The second unbiblical idea about lust is that immodesty causes lust. I hate to be the one to break it to you, but immodesty doesn’t cause lust. Our sinful desires cause lust. Our old selves, our flesh causes lust. If being tempted were the same as sinning then Jesus would not have been able to die on the Cross for our sins. He could die for us, the Gospel has hope for us, because temptation–which Jesus experienced–and sin are not the same thing. Now you might by thinking “True, but we are sinners, aren’t we supposed to run from temptation?” Yes, and I am not saying the immodesty isn’t a problem, but what I will say to moms and wives out there is that you can lock your husband or son in a box and it isn’t going to stop temptation. On the flip side, godly men can be around immodest women without sinning. Once again, it is the Gospel’s transforming power, not their surroundings, that determine how able a person is to handle temptation. Paul wrote to the Corinthians, a very over-sexed culture surrounded by temptation, and yet he has the expectation that the Corinthian believers will live according to the Gospel. When we treat being tempted as automatically resulting in sin we deny that the Spirit is at work in us to transform us from old to new.

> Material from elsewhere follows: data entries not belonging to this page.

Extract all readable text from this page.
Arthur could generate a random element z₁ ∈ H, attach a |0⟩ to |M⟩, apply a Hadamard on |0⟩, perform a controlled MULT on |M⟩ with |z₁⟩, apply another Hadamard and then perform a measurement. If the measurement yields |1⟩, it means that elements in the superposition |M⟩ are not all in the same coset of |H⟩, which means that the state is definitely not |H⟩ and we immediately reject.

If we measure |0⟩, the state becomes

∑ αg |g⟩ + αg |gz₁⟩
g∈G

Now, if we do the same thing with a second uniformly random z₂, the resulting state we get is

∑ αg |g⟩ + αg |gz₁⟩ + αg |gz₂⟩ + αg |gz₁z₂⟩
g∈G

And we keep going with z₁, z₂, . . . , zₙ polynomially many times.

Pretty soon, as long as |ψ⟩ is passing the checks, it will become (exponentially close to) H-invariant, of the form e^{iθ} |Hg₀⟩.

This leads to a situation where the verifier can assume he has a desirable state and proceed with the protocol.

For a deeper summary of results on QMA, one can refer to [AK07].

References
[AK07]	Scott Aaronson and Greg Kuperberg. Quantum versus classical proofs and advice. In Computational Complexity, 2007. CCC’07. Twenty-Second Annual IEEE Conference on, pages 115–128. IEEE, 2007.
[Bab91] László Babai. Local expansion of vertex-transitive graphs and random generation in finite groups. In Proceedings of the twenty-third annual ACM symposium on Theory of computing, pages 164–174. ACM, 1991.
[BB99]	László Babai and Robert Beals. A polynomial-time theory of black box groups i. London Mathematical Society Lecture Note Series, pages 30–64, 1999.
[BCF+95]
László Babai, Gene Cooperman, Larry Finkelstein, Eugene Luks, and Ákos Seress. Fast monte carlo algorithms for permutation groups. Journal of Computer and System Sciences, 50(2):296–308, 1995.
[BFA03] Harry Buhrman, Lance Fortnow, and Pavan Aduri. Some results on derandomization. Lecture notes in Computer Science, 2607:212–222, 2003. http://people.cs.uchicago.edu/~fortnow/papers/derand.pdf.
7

The third thing that this idea teaches us is that men are not responsible for their response to temptation. Which is ridiculous in the most basic, pedantic level. Not responsible for their response…really? But I think men and women alike really think that men can’t help it. The idea that men think about sex every 7 seconds, and the underlying idea that those thoughts are lustful, is really pretty ridiculous. If every time I saw an immodestly dressed woman it was impossible for me not to lust then even working at a Christian company I would spend most of my day in sexual sin. That is not the case, however, because I take responsibility for my response to temptation. I lean on the Spirit. I trust in the Gospel’s transforming power. And I repent when I fail because the failure is mine.

Lust is a deadly enough sin without denying our personal responsibility to fight it. And it isn’t everyone else’s job to make sure I am never tempted, it is my job to make use of the full armor of God to fight temptation. Don’t let your husbands and sons get away with thinking sexual sin isn’t their fault, encourage them to cover their fault with the Gospel.

3 thoughts on “7 Deadly Sins: Lust

  1. I’m so blessed that you are my grandson; and I’m so proud to pass on your blog link to all of my friends. Praying for your successful job search. I know God has a plan for you. Love you, Mawmaw

  2. Mawmaw Connie’s friend says: Glad she shared this with me. I will surely share with the men in my life. And will also pray for your job search.